October 14, 2009

Success And Failure

Yes, you caught me, I am back! Momentarily refreshed by a beautiful trip to the Outer Banks. Got Solo moved to a new farm yesterday, which is heaven...but that's a story for another day.

Now where was I?

Oh yes, we crashed and burned. Solo had lost his confidence and I mine. We went home and undertook tarp training.

It wasn't hard -- a little grain bribery and patience soon had him standing in the center of the blue tarp without much fuss. Then we gradually added it to jumps in scarier and scarier setups and jumped over it.

Sweet, problem solved!

So we went back to the next show in the series.


It took us two tries to get over the first jump. The second jump was a huge white picket fence oxer. To which Solo responded by bugging out his eyeballs and running sideways out of the (unfenced) arena at warp speed at which point we were whistled off course for ungentlemanly behaviour (Solo doing his best to gallop sidepass and me hanging on begging him to turn).

Problem NOT solved. Obviously, Solo remembered the Scene of the Crime. And there was no way I was going to get him around that course that day.

I went and talked to the farm owner and asked if they would be leaving the course up that night and if I could return the next day to school these obviously Horse-Destroying Obstacles. She of Infinite Kindness said sure.

The next day, we returned, alone this time (with a friend for ground support) to face our demons.

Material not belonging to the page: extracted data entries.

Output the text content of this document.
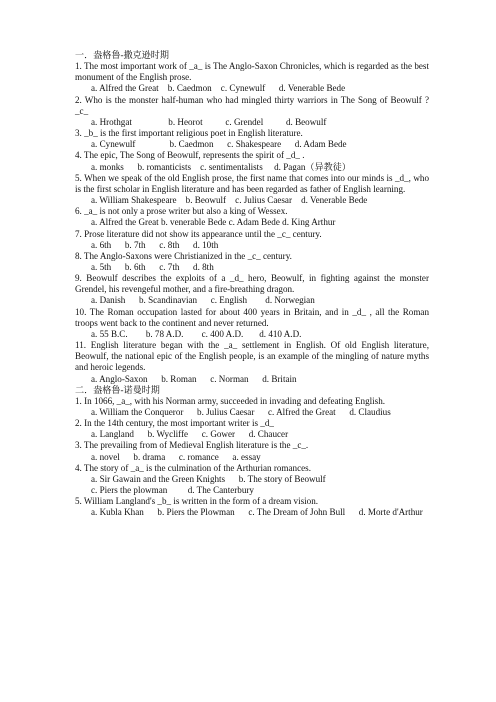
一．盎格鲁-撒克逊时期

1. The most important work of _a_ is The Anglo-Saxon Chronicles, which is regarded as the best monument of the English prose.

a. Alfred the Great    b. Caedmon    c. Cynewulf      d. Venerable Bede

2. Who is the monster half-human who had mingled thirty warriors in The Song of Beowulf ? _c_

a. Hrothgat                b. Heorot          c. Grendel          d. Beowulf

3. _b_ is the first important religious poet in English literature.

a. Cynewulf               b. Caedmon      c. Shakespeare      d. Adam Bede

4. The epic, The Song of Beowulf, represents the spirit of _d_ .

a. monks      b. romanticists    c. sentimentalists     d. Pagan（异教徒）

5. When we speak of the old English prose, the first name that comes into our minds is _d_, who is the first scholar in English literature and has been regarded as father of English learning.

a. William Shakespeare    b. Beowulf    c. Julius Caesar    d. Venerable Bede

6. _a_ is not only a prose writer but also a king of Wessex.

a. Alfred the Great b. venerable Bede c. Adam Bede d. King Arthur

7. Prose literature did not show its appearance until the _c_ century.

a. 6th      b. 7th      c. 8th      d. 10th

8. The Anglo-Saxons were Christianized in the _c_ century.

a. 5th      b. 6th      c. 7th      d. 8th

9. Beowulf describes the exploits of a _d_ hero, Beowulf, in fighting against the monster Grendel, his revengeful mother, and a fire-breathing dragon.

a. Danish      b. Scandinavian      c. English        d. Norwegian

10. The Roman occupation lasted for about 400 years in Britain, and in _d_ , all the Roman troops went back to the continent and never returned.

a. 55 B.C.        b. 78 A.D.        c. 400 A.D.       d. 410 A.D.

11. English literature began with the _a_ settlement in English. Of old English literature, Beowulf, the national epic of the English people, is an example of the mingling of nature myths and heroic legends.

a. Anglo-Saxon      b. Roman      c. Norman      d. Britain

二．盎格鲁-诺曼时期

1. In 1066, _a_, with his Norman army, succeeded in invading and defeating English.

a. William the Conqueror      b. Julius Caesar      c. Alfred the Great      d. Claudius

2. In the 14th century, the most important writer is _d_

a. Langland      b. Wycliffe      c. Gower      d. Chaucer

3. The prevailing from of Medieval English literature is the _c_.

a. novel      b. drama      c. romance      a. essay

4. The story of _a_ is the culmination of the Arthurian romances.

a. Sir Gawain and the Green Knights      b. The story of Beowulf

c. Piers the plowman         d. The Canterbury

5. William Langland's _b_ is written in the form of a dream vision.

a. Kubla Khan      b. Piers the Plowman      c. The Dream of John Bull      d. Morte d'Arthur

Solo was nervous and refused the first jump. We got over it the second time with a little kicking, but it didn't feel good. We had the Blue Tarp of Doom set up too. Farm owner showed up, she was schooling her horse XC that day, to see how we were doing. She offered to give us a lead over the Doom Tarp and after a moment, I accepted. Lead given. Solo jumped it like a champ.

It was like a switch flipped. We continued around and all of a sudden, we were back in business. We jumped everything twice and called it a day.

I was happy, but cautious. I knew I needed to keep him set up for success. His newfound confidence was fragile and keeping goals small and achievable would be paramount for recovery.

It was time to go back home and start rebuilding the framework for our future jump by careful jump. We started at 2' courses. We worked on the exercises that the Woff had given me, insisting on a calm NORMAL canter on course before proceeding to the next jump, keeping in mind his instruction to BE FIRM and not accept doing it wrong.

I was thinking. Solo was responding. And things were beginning to change.


  1. I love reading about your and Solo's progress! You should have started his blog a loooong time ago.
    And I think you read my mind because I have been thinking that I need to get a tarp myself and start working Mr. Salem on it.

  2. Haha, thanks Frizz! Back then, I figured there were enough horse training blogs out there and I had no idea how much fun it was to maintain a blog. It really is a great creative outlet.

    Go tarp training, it's fun and easy. I set up a vertical with a tarp draped loosely over it last night just to give us a check up and with a confident ride, Solo hopped right over.

  3. Yay! It's awesome that the farm owner let you come back and school. Some horses just aren't fans of certain places. For Emma and I, it's the wash stall. She's convinced it eats horses for breakfast. Her eyes get HUGE if I go in there for a second, like she's afraid I've been gobbled up.

  4. Tarp training is great! I started doing that with Mosco this fall. He always cracks me up because the tarp completely terrifies him (he has had a phobia of plastic bags since birth despite many attempts at desensitization)and he has this compulsion to mouth it even though he knows it's going to crinkle and scare the crap out of him. Ahh the perils of being a totally oral horse who has to put everything in his mouth! It's also very rewarding to see him try so hard to deal with the tarp to please me, even though it really scares him :)
    Of course our completely bomb-proof Paint (I seriously think a bomb could go off & he'd just think Oh, that was interesting!) put up with having the tarp draped over him, walking on it & everything the first time he saw it.
    Glad you had a good trip!

  5. Ahahahah, carnivorous tarps and washracks are not objects to be trifled with!